From “The Rolling Stone Record Guide” published by Random House/Rolling Stone Press in 1979
Even the most music interested among us can sometimes get lost in all the different labels music journalists and record companies choose to put on recordings. This glossary may help you find your way in this label jungle. As you can see from the text above here this glossary is from 1979 and as this is a retro blog that works alright for me. Besides, any music styles that has emerged since then is of little interest to me, with the possible exception of neo-classic country. I’m sorry to say that dance, trance, hip-hop, rap and the rest simply don’t do it for me – Ted
Trad Jazz: British term for traditional New Orleans jazz, or its corruption (the latter is called Dixieland in the U.S.). Played by relatively small groups, patterned after the World War 1 New Orleans groups of King Oliver, etc. Trad jazz bands led by Chris Barber, Ken Colyer, Mick Mullian and others contributed such figures as Alexis Korner and Lonnie Donegan to the early British skiffle and R&B scene. It was associated with bohemian culture and left politics, but the rise of British rock was also a reaction to its purism, and to the fact that, with the success of Acker Bilk, Colyer‘s saxophonist the genre had merged with the pop mainstream.
Wall of Sound: Pop production style, devised by Phil Spector, in which the individual articulation of each instrument is deliberately obscured to create a massed effect.

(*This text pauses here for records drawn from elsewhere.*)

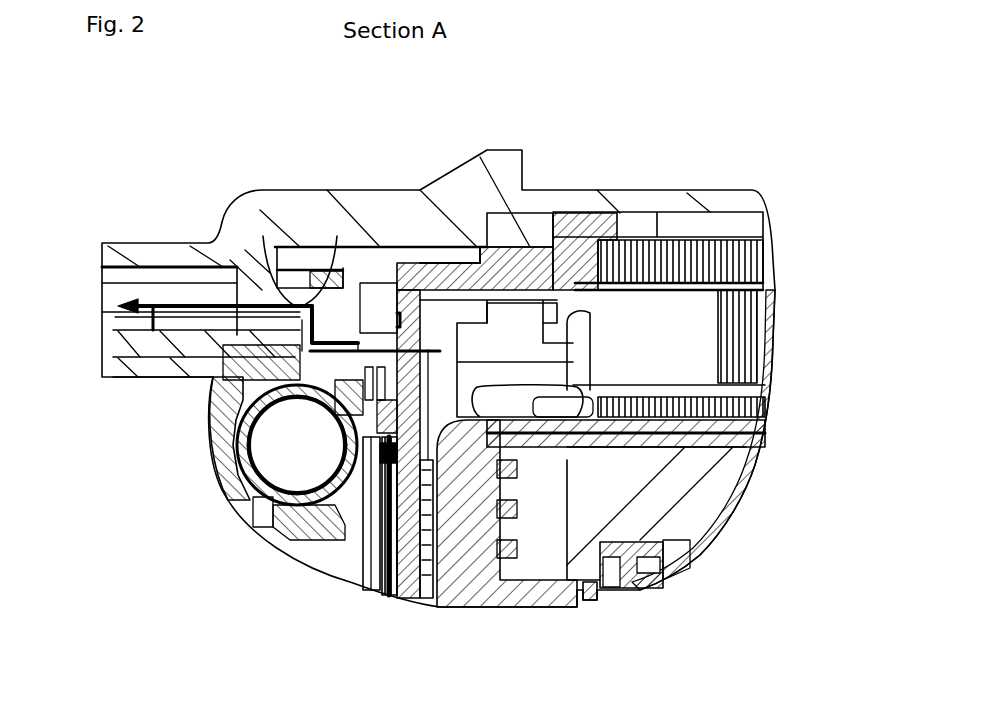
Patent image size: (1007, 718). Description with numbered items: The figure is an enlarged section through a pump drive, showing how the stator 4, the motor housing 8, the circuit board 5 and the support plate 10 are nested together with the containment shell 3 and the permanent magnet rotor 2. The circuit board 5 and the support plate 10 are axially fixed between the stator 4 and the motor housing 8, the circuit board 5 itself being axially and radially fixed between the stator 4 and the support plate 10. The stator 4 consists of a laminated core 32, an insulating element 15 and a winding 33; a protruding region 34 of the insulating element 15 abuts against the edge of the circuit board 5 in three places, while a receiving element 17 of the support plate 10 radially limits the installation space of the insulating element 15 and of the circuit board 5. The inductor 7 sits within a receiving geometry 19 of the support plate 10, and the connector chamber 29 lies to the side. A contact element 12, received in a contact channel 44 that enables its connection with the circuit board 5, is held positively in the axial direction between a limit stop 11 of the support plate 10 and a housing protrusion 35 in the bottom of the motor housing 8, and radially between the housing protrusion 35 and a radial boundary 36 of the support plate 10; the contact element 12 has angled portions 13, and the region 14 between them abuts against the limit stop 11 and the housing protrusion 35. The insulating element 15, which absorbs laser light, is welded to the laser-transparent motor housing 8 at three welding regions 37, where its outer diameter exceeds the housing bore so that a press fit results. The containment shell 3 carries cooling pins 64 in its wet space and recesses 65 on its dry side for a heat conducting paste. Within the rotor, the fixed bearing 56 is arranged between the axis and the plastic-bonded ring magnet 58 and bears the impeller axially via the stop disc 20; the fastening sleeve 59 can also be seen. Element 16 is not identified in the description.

The permanent magnet rotor 2 is at (562, 542).
The containment shell 3 is at (713, 423).
The stator 4 is at (690, 222).
The circuit board 5 is at (413, 550).
The inductor 7 is at (297, 445).
The motor housing 8 is at (740, 200).
The support plate 10 is at (350, 553).
The limit stop 11 is at (273, 293).
The contact element 12 is at (197, 313).
The angled portions 13 is at (337, 287).
The region 14 is at (300, 341).
The insulating element 15 is at (532, 226).
The valve stem 16 is at (387, 270).
The receiving element 17 is at (443, 258).
The receiving geometry 19 is at (323, 373).
The stop disc 20 is at (593, 597).
The connector chamber 29 is at (132, 250).
The laminated core 32 is at (743, 263).
The winding 33 is at (603, 350).
The protruding region 34 is at (460, 273).
The housing protrusion 35 is at (295, 325).
The radial boundary 36 is at (297, 297).
The welding region 37 is at (583, 212).
The contact channel 44 is at (323, 510).
The fixed bearing 56 is at (640, 570).
The ring magnet 58 is at (713, 497).
The fastening sleeve 59 is at (503, 593).
The cooling pins 64 is at (510, 530).
The recesses 65 is at (447, 530).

Western Swing: Country music influenced by jazz, as played by Texas-Oklahoma string bands of the Thirties through the Fifties. Under the influence of Bob Wills and some others, such groups added horn sections and created what is also known as hillbilly jazz. Most groups had fiddlers, steel guitarists, horns, regular guitarists, voices, banjos and upright bass. In addition to traditional fiddle music, the Western swing repertoire encompassed jazz and pop standards and even some blues. This was of course primarily dance music, and it enjoyed wide popularity throughout the Southwest. The genre had a wide influence on country music in general, opening it to newer sources of inspiration, although today few groups (the exceptions are the remnants of Wills’ Texas Playboys and the country-rock band Asleep at the Wheel) actually play it.